Malaysian banks are expected to remain cautious in regard to their approach to capital management as they brace for possible impacts of the Basel 4 implementation on their capital ratios.
Malaysian banks have begun adopting Basel 4 operation risk frameworks in January 2025. Since operational risk accounts for only 8% of banks' total risk-weighted assets (RWA), the negative impact on their CET1 ratio is expected to be limited, said UOB Kay Hian analyst Keith Wee Teck Keong in a sector report published on 13 January.
The implementation of the Basel 4 credit risk framework in mid-2026 could have a greater impact, he warned.

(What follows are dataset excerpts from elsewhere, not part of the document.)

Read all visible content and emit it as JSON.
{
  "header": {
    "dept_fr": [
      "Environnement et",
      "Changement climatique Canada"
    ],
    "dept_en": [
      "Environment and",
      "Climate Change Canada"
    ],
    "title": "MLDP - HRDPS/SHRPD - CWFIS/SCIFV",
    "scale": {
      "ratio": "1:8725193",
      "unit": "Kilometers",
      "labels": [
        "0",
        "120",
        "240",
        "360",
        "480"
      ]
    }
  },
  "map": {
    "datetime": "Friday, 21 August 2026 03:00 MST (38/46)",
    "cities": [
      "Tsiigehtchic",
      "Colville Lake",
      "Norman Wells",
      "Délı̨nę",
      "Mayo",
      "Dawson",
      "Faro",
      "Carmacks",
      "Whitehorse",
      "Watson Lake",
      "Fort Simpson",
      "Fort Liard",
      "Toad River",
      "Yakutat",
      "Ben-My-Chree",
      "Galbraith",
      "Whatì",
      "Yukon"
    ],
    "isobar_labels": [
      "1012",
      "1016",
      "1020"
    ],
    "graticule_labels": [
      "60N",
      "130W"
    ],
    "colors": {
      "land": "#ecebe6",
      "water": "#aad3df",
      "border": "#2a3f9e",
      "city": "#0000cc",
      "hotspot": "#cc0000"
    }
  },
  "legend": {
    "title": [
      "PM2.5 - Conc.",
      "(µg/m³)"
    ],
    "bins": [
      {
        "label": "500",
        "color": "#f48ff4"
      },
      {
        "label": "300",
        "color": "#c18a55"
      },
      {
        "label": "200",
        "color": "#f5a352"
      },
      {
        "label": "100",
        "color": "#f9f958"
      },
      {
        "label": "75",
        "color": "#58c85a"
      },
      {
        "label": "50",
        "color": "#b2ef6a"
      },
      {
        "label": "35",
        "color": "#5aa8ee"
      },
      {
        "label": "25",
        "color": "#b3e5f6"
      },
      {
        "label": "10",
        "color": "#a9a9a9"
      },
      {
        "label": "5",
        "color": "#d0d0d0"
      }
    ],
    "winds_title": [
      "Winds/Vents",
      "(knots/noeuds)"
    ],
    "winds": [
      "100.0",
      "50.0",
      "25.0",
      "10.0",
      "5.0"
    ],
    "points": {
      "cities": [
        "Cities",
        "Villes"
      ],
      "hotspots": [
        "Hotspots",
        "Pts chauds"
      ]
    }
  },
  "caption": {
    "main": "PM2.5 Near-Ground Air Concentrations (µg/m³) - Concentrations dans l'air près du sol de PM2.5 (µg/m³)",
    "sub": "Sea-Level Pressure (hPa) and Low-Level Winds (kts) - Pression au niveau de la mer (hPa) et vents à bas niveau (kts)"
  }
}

Credit risk represents 88% of banks’ RWA.
Wee and UOB Kay Hian assume that when Basel 4 is fully adopted, RHB, AmBank, Bank Islam, CIMB, Public Bank, and Maybank have the highest potential capital management capacity as a percentage of market capitalisation.
Meanwhile, Alliance Bank, Hong Leong Bank, and Affin Bank have the least, with CET1 ratios below 13.5%.
However, the actual capital management capacity of banks under Basel 4 remains uncertain as of press time, Wee said, as full implementation is still sometime in the future.
“Given the above, we recommend focusing on sector laggards for a better risk-reward balance,” Wee said, naming Public Bank, RHB Bank and Hong Leong Bank as their favored banks to invest in.
“Public Bank and Hong Leong Bank could benefit from potential credit cost tailwinds,” Wee said.
Meanwhile, RHB Bank is reportedly poised to outperform the sector in the first six months of 2025, on the back of its now stabilised asset quality metrics, further reinforced by its high beta.